Ostensibly the motivation was all about improving search but a much bigger catalyst for moving ahead with the takeover may be plain old panic on Microsoft's part and apprehension over their long term strategy of transitioning into a web-based software company, rather than one that sells and distributes products in boxes. This paradigm shift is something Google is trying to exploit and promote with their Google Apps suite of web-based productivity software to students and small-business owners (who also happen to be daily search users). Let's not forget it is Office that pays the bills in the house that Gates built and anything that threatens Office threatens Microsoft. Now the lines between consumer applications and business applications are blurring and Yahoo! could bring a lot to the table with its consumer tools like email, groups and instant messaging. Yahoo! also has the bonus of a large audience and this would be invaluable in developing the next line of consumer applications.

This is a classic case of the second and third players ganging up to bum rush the first. Google will remain the larger by far but a united Microsoft and Yahoo! would have a much better change of challenging their dominance in the online ad market. But is the software giant overpaying for a company that has long lost its luster and is no longer thought of as exciting or innovative? To many in Silicon Valley, Yahoo! is old news and this deal a very expensive Band-Aid. Microsoft should have bought Yahoo! ages ago. In 2003, Microsoft tried its hand at building its own search platform while Yahoo! opted for the easy way out and bought the technology it needed. It gobbled up Inktomi ads for $235 million which gave it search results that today rival Google's. Then there was their $1.6 billion Overture deal which handed Yahoo! control of a huge paid-search business. Most importantly, it allowed Yahoo! to keep pace with Google rather than waste time playing catch-up.

Seeing the error of its ways Microsoft is hitching its train to Yahoo"s engine and this could either speed it up or slow it down dramatically if they can't resolve the many hurdles down the track. Case in point, Yahoo! has the larger advertiser base and these clients already use its Panama ad server platform so they would not appreciate being made to migrate to Microsoft's AdCenter, nor would Microsoft relish throwing out a platform it spent years developing. And there are more instances like this; what becomes the search brand: Yahoo!, MSN or Live? What happens to Yahoo! Mail does it just go away? Or to photo service Flickr for that matter? A merger will almost certainly mean much consolidation and that may get push consumers to revaluate their options. Instead of being forced to move from Yahoo! Mail to a new Microsoft Yahoo! mail service they may take a serious look at Google's Gmail.
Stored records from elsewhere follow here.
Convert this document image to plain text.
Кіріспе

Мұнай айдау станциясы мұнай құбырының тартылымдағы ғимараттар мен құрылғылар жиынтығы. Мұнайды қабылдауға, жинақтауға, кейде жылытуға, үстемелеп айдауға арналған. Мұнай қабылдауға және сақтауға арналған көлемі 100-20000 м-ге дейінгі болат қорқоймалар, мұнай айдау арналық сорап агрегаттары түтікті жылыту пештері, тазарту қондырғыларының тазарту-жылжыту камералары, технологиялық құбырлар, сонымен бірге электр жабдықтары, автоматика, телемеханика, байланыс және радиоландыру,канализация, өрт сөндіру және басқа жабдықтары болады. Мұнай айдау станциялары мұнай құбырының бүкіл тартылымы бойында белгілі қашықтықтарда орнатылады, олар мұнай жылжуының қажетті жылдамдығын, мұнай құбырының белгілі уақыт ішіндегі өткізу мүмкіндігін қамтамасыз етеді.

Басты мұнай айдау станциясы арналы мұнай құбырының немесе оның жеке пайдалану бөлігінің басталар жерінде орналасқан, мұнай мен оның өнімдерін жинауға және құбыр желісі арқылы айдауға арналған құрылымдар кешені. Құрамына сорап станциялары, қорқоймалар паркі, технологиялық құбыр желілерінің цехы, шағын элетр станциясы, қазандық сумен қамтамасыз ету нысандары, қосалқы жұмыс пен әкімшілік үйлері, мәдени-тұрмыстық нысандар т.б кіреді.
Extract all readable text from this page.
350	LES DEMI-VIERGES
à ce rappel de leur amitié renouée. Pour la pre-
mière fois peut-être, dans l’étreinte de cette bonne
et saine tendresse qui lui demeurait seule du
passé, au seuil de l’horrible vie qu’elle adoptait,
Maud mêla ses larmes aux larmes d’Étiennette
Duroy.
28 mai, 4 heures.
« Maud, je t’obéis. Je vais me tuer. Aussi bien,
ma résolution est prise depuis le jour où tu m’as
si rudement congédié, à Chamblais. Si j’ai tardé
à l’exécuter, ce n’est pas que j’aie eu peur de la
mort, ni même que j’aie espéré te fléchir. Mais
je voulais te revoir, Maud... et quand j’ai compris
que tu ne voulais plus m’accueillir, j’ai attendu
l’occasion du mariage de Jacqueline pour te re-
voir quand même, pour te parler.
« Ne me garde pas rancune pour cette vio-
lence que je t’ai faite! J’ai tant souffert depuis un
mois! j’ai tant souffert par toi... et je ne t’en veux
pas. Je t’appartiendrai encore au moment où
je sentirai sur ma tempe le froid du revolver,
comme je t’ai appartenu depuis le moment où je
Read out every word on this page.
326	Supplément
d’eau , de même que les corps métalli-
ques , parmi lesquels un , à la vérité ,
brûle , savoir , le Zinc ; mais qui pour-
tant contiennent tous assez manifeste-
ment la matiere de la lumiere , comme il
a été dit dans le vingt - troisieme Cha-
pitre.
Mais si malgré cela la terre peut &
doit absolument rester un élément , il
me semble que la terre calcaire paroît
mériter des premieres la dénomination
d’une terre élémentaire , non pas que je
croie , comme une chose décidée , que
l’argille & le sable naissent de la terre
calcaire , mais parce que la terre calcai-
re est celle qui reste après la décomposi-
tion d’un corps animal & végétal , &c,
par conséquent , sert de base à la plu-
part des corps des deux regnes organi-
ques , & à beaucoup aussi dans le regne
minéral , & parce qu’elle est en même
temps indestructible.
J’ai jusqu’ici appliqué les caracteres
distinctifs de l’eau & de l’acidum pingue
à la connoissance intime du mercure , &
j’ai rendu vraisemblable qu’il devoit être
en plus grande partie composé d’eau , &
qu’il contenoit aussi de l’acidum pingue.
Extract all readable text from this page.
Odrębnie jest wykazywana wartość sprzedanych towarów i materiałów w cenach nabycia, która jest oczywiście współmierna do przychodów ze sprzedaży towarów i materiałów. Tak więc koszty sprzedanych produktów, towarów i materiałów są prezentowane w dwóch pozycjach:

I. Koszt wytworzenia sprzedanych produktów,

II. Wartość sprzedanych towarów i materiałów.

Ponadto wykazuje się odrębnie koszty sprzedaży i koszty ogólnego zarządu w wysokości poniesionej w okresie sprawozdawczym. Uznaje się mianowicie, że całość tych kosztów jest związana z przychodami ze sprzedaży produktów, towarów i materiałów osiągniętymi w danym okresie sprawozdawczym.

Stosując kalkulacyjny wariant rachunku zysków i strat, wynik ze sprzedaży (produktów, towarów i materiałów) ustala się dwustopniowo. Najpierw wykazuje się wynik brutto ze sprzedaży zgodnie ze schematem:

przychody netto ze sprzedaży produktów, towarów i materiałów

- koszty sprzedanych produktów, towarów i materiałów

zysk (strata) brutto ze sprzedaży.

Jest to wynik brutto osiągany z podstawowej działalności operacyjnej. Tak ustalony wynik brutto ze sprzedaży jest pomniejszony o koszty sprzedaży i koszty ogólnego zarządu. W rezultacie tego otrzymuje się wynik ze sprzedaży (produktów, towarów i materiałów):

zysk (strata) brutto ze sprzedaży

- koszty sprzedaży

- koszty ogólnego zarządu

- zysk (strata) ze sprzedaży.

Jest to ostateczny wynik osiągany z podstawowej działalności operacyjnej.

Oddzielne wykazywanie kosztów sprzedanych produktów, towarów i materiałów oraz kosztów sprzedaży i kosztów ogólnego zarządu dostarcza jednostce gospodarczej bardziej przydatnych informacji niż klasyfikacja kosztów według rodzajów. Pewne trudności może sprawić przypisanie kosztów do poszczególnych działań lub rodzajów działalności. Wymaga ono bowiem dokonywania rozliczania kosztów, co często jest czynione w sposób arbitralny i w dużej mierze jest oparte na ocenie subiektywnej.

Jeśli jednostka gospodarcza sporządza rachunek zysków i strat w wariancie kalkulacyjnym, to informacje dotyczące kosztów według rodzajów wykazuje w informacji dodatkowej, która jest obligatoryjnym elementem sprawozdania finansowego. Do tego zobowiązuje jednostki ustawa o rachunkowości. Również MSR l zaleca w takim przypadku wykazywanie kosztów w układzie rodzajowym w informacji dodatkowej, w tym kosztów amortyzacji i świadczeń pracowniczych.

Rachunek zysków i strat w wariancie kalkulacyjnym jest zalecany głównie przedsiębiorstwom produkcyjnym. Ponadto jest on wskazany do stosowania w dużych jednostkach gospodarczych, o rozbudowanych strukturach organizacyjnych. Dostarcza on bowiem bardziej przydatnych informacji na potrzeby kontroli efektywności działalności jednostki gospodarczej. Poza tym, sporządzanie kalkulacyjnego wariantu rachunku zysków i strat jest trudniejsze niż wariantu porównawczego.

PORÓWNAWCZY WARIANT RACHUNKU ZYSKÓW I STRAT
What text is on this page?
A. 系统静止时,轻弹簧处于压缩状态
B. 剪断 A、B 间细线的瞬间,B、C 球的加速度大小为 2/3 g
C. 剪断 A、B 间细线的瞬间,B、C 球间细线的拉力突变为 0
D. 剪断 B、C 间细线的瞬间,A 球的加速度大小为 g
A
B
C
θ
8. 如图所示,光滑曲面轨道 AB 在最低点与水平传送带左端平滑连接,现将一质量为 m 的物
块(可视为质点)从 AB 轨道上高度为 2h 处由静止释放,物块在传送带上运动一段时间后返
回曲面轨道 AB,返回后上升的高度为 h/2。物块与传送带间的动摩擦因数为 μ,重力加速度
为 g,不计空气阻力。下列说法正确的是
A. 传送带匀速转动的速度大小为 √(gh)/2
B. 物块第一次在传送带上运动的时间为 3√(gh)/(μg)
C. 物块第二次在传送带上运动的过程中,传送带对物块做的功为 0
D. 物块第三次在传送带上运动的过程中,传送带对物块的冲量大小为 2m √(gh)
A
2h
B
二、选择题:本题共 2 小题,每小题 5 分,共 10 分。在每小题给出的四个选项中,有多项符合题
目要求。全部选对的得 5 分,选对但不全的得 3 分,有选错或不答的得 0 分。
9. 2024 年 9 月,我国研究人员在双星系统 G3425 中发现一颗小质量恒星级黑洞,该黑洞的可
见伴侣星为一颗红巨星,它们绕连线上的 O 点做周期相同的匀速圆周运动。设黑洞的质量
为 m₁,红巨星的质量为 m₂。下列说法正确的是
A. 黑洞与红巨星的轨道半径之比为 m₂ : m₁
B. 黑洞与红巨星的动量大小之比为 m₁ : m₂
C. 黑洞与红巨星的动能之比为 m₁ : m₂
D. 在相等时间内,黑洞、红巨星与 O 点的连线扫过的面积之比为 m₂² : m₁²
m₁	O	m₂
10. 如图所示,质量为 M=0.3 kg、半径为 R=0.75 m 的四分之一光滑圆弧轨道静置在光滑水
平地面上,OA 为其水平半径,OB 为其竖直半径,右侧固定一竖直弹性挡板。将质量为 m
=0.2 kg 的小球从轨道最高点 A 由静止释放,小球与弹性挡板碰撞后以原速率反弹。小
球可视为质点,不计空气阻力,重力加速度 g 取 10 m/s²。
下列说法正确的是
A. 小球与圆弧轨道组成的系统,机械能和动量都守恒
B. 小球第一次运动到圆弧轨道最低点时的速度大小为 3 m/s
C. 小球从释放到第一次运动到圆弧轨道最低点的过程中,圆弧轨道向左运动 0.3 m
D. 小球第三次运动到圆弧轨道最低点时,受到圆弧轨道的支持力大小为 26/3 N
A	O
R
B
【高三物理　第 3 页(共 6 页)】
Microsoft has no shortage of cash and could hold keep fighting the good fight against Google alone so why bother with the sturm und drang of a merger. Even if you set aside all the factors I mentioned earlier there is one reason that would explain it all. It is taking too long to catch up, and in an effort to keep from falling even further behind, Microsoft is basically buying its way to number 2 in the search race, a position that is certainly better than its current number 3. Google and government regulators may try to rain on their parade and a lot of new developments and complications will emerge before this thing is consummated but right now they'd better start picking out better names than Yahoo!Soft or MicroHoo or this kid will get teased in school.